The Long Shadows, established in 2003 by Washington State wine pioneer, Allen Shoup, the vision was inspired by Napa Valley vintner Robert Mondavi and Baron Philippe de Rothschild of Chateau Mouton Rothschild in Bordeaux, who teamed up in the late 1970s to unite old world and new world wine styles into one grand wine, Opus One. 1979 is the year the first vintage was released, and the wine has been a shining star in Napa Valley since then.

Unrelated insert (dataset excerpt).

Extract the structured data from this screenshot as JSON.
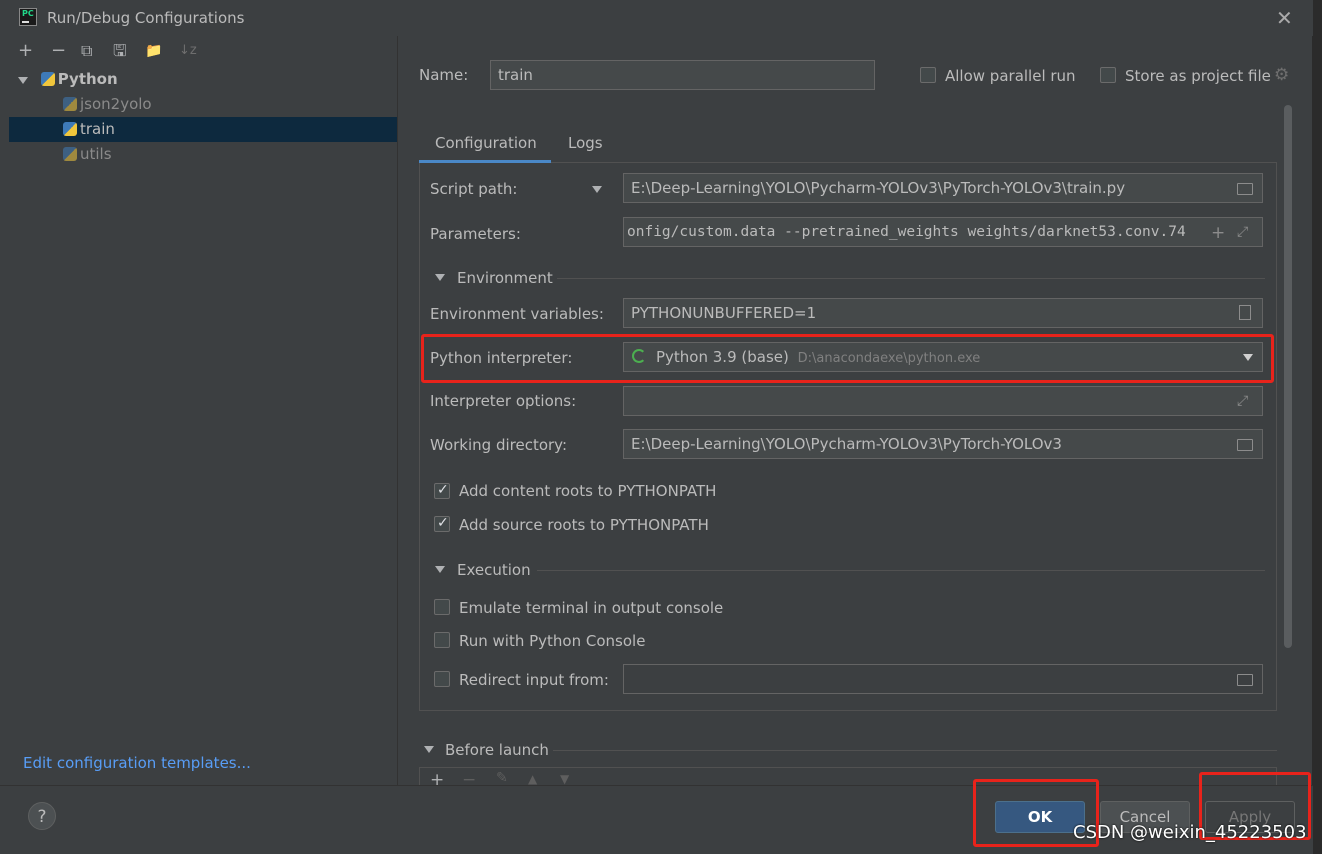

Shoup initiated a partnership with Piero Antinori while at Ste. Michelle, the driving force behind one of Italy’s biggest triumphant stories, Marchesi Antinori Wines. The team-up, which led together choice Columbia Valley fruit and 26 generations of Antinori winemaking, created a world-class Cabernet Sauvignon-based red wine, Col Solare (“shining hill” in Italian).

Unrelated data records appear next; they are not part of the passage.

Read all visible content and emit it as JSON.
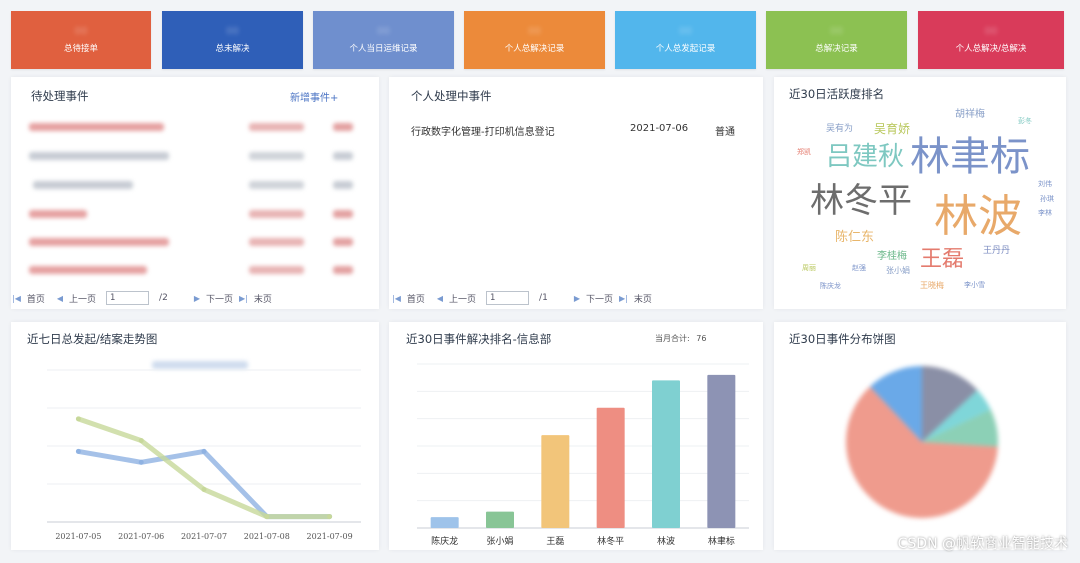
{
  "tiles": [
    {
      "label": "总待接单",
      "color": "#e0603f"
    },
    {
      "label": "总未解决",
      "color": "#2f5fb8"
    },
    {
      "label": "个人当日运维记录",
      "color": "#6f8fce"
    },
    {
      "label": "个人总解决记录",
      "color": "#ec8a3a"
    },
    {
      "label": "个人总发起记录",
      "color": "#52b6ec"
    },
    {
      "label": "总解决记录",
      "color": "#8cc152"
    },
    {
      "label": "个人总解决/总解决",
      "color": "#d93b5a"
    }
  ],
  "pending": {
    "title": "待处理事件",
    "add_label": "新增事件+",
    "pager": {
      "first": "首页",
      "prev": "上一页",
      "page": "1",
      "total": "/2",
      "next": "下一页",
      "last": "末页"
    }
  },
  "inprogress": {
    "title": "个人处理中事件",
    "row": {
      "name": "行政数字化管理-打印机信息登记",
      "date": "2021-07-06",
      "level": "普通"
    },
    "pager": {
      "first": "首页",
      "prev": "上一页",
      "page": "1",
      "total": "/1",
      "next": "下一页",
      "last": "末页"
    }
  },
  "activity": {
    "title": "近30日活跃度排名",
    "words": [
      {
        "text": "林聿标",
        "color": "#7b93c9"
      },
      {
        "text": "林波",
        "color": "#e8a96a"
      },
      {
        "text": "林冬平",
        "color": "#6d6d6d"
      },
      {
        "text": "吕建秋",
        "color": "#7ec8c1"
      },
      {
        "text": "王磊",
        "color": "#e47b6e"
      },
      {
        "text": "陈仁东",
        "color": "#e8b66c"
      },
      {
        "text": "吴育娇",
        "color": "#b8c75b"
      },
      {
        "text": "吴有为",
        "color": "#8aa0c8"
      },
      {
        "text": "胡祥梅",
        "color": "#8aa0c8"
      },
      {
        "text": "李桂梅",
        "color": "#6bb88a"
      },
      {
        "text": "王丹丹",
        "color": "#7b8bc0"
      },
      {
        "text": "张小娟",
        "color": "#8aa0c8"
      },
      {
        "text": "王晓梅",
        "color": "#e8a96a"
      },
      {
        "text": "陈庆龙",
        "color": "#7b93c9"
      },
      {
        "text": "李小雪",
        "color": "#7b93c9"
      },
      {
        "text": "赵强",
        "color": "#7b93c9"
      },
      {
        "text": "刘伟",
        "color": "#7b93c9"
      },
      {
        "text": "孙琪",
        "color": "#7b93c9"
      },
      {
        "text": "李林",
        "color": "#7b93c9"
      },
      {
        "text": "郑凯",
        "color": "#e47b6e"
      },
      {
        "text": "周丽",
        "color": "#b8c75b"
      },
      {
        "text": "彭冬",
        "color": "#7ec8c1"
      }
    ]
  },
  "trend": {
    "title": "近七日总发起/结案走势图",
    "chart_data": {
      "type": "line",
      "categories": [
        "2021-07-05",
        "2021-07-06",
        "2021-07-07",
        "2021-07-08",
        "2021-07-09"
      ],
      "ylim": [
        0,
        28
      ],
      "series": [
        {
          "values": [
            13,
            11,
            13,
            1,
            1
          ],
          "color": "#8fb2e2"
        },
        {
          "values": [
            19,
            15,
            6,
            1,
            1
          ],
          "color": "#c7d89a"
        }
      ]
    }
  },
  "ranking": {
    "title": "近30日事件解决排名-信息部",
    "total_label": "当月合计:",
    "total_value": "76",
    "chart_data": {
      "type": "bar",
      "categories": [
        "陈庆龙",
        "张小娟",
        "王磊",
        "林冬平",
        "林波",
        "林聿标"
      ],
      "values": [
        2,
        3,
        17,
        22,
        27,
        28
      ],
      "colors": [
        "#9ec3ea",
        "#88c596",
        "#f2c57a",
        "#ee8e82",
        "#7fd0d1",
        "#8d93b4"
      ],
      "ylim": [
        0,
        30
      ]
    }
  },
  "distribution": {
    "title": "近30日事件分布饼图",
    "chart_data": {
      "type": "pie",
      "values": [
        62,
        8,
        5,
        12,
        13
      ],
      "colors": [
        "#ef9b8d",
        "#8cd0b6",
        "#7fd6d9",
        "#6aa9e8",
        "#8a8fa6"
      ]
    }
  },
  "watermark": "CSDN @帆软商业智能技术"
}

In 2000, when Shoup left Chateau Ste. Michelle, he already had a perspective for Long Shadows and set about making that vision in actuality. He had access to extraordinary talent, with his over 23 years in the wine industry, – he’d started his wine career in selling with E & J Gallo Winery, and pleasured in a lifelong friendship with both Ernest Gallo and the late Robert Mondavi. Of whom he considered his mentor, Mondavi – concurred to be the first Long Shadows partner but didn’t continue to carry out that pledge. So, with a 20-year history of incredible success at Chateau Ste. Michelle and its associated wineries, he had unfolded an international reputation — among growers as well as wineries — and thus was able to enlist some of the world’s most expert winemakers to join him in presenting the best of Washington State’s grapes.

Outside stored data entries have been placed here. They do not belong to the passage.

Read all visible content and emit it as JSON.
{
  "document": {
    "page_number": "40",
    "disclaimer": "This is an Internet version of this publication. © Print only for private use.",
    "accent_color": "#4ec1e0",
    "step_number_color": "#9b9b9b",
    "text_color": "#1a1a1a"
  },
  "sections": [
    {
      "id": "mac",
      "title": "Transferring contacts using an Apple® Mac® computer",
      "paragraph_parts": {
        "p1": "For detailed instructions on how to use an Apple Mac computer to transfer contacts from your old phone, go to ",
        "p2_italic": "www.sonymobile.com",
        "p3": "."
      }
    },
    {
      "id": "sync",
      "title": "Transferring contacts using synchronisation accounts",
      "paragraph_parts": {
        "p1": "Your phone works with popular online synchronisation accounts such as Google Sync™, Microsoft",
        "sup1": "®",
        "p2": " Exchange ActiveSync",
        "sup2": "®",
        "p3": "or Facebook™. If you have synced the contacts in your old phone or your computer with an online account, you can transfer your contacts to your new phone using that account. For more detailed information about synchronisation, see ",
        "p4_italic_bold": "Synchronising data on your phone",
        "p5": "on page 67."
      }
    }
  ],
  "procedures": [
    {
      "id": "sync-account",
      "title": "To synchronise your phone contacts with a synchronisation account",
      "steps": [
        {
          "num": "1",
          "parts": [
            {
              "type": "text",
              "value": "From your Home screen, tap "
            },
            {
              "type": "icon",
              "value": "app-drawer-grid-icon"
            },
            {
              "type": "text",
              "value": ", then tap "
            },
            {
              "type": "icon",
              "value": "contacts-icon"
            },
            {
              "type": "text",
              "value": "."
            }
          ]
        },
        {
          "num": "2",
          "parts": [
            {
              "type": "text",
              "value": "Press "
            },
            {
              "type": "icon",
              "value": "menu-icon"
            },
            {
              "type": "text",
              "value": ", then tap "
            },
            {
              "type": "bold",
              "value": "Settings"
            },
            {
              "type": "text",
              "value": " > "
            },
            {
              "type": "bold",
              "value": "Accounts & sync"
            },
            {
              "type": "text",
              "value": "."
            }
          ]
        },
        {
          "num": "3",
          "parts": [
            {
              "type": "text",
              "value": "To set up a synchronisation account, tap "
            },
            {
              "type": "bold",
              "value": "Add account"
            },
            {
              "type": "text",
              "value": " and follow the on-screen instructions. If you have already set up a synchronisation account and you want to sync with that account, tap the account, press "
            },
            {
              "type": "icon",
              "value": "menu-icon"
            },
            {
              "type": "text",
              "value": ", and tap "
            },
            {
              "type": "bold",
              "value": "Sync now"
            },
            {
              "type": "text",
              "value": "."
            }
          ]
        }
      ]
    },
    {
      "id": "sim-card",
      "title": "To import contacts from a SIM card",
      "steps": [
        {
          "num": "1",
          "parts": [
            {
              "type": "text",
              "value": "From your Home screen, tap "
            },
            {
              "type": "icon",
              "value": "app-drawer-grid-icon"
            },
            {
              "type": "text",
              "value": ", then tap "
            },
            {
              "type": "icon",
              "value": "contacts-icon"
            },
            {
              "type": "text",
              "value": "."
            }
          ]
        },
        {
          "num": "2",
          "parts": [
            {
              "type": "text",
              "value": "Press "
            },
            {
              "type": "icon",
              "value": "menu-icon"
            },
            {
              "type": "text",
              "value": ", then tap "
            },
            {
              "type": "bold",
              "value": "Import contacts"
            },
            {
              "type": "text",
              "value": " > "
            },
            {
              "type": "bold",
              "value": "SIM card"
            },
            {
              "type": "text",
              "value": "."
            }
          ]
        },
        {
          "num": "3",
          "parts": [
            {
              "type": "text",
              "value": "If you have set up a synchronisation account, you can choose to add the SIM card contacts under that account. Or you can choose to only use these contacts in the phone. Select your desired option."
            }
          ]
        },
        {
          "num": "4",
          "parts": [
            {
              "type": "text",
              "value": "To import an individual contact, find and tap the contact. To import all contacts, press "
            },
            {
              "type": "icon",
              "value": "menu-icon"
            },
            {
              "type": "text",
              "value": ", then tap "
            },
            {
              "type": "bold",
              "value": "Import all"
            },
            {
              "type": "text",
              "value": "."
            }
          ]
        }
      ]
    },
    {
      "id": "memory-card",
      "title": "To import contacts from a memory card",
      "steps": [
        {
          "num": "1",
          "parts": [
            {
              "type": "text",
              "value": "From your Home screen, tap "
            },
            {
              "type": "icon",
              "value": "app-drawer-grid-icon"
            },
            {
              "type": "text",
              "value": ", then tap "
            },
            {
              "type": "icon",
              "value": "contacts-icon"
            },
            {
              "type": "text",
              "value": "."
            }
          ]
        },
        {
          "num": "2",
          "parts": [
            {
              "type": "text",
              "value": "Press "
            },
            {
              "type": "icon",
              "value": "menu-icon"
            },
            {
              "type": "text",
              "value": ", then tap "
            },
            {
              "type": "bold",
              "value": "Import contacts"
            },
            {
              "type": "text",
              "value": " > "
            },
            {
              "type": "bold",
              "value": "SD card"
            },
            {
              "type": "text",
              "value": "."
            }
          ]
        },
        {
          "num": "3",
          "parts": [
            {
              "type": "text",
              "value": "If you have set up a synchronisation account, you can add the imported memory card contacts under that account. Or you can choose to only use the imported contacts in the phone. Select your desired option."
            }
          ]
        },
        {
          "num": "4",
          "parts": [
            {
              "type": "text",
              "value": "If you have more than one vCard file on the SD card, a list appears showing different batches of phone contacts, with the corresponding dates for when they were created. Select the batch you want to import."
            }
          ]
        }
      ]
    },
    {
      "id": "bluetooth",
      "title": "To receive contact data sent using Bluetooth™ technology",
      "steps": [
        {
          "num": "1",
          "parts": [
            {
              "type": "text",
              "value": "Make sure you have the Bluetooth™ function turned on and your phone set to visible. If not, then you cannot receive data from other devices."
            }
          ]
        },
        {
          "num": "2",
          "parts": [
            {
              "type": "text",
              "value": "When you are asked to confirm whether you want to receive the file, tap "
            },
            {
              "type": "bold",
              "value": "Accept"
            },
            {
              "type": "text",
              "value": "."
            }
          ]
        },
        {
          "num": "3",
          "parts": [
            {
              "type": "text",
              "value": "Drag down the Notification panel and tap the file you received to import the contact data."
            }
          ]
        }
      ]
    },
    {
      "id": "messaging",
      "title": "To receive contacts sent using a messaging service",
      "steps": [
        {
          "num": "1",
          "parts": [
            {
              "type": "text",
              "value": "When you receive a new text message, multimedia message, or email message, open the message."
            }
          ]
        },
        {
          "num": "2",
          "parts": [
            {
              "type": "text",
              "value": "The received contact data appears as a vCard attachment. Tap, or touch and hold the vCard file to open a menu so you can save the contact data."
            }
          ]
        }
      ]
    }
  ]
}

Shoup opened Long Shadows Vintners in Walla Walla in 2003, named for “the long shadows cast by the industry inspirations who travel to Washington to create wine here and shed light on the Columbia Valley’s world-class vineyards.” In 2006, a modern facility was built and established. Shoup’s team of seven winemakers, each an owner-partner, began concocting wines in their signature styles, using the finest grapes explicitly picked from the Columbia Valley.

 

9 Bottles of Wine

Not all wines are created the same. Each kind has its own distinct flavor and unique characteristics. Anyone who wants to be a wine enthusiast should know how to identify the different kinds simply by smelling and tasting them.

Sparkling Wine

People who enjoy this clearly has an exquisite taste. This type of wine originated in France, and is synonymous to champagne, which is quite pricey. If you want the more affordable sparkling wine, set your eyes on Cava, or Prosecco.

Light-Bodied White Wine

For an easy drink, this dry white wine is one of the most common choices for many. They are easy to pair with because they go perfectly well with most food. Savory lovers often choose Pinot Gris and Sauvignon Blanc over the other types of wine.

Full-Bodied White Wine

This is a popular alternative for red wine lovers. Its rich, smooth taste, and subtle creaminess makes it more appealing. This type of wine involves a special technique, sort of like oak-aging whiskeys. One classic choice for this type of wine is Chardonnay.

Aromatic Sweet White Wine

Moscato is something worth trying. It’s made of aromatic grapes that’s why its smell is pretty explosive, almost like a perfume but with a hint of sweetness. It was said that Cleopatra loved this type of wine.

Rose Wine

This type of wine comes from many different grapes, and has a pale red color. Rose wine’s subtle elegant flavors give it a classic taste.

Light-Bodied Red Wine

Like rose wine, this type is also pale in color. This is one of the most loved wines because of its light taste.

Medium-Bodied Red Wine

This is most often referred to as the “food wine”. It has a lot of flavors and zest. Merlot, Cabernet Franc and Barbera belong to this classification.

Full-Bodied Red Wine

These are the deepest and darkest reds of the group. They are best paired with juicy steaks.
A very bold wine like Cabernet Sauvignon is the perfect example of a full-bodied red wine.

Dessert Wine

This kind of wine is intensely flavored and can be aromatic. Try the Sauternais-styled wine to get a feel of what dessert wine really is.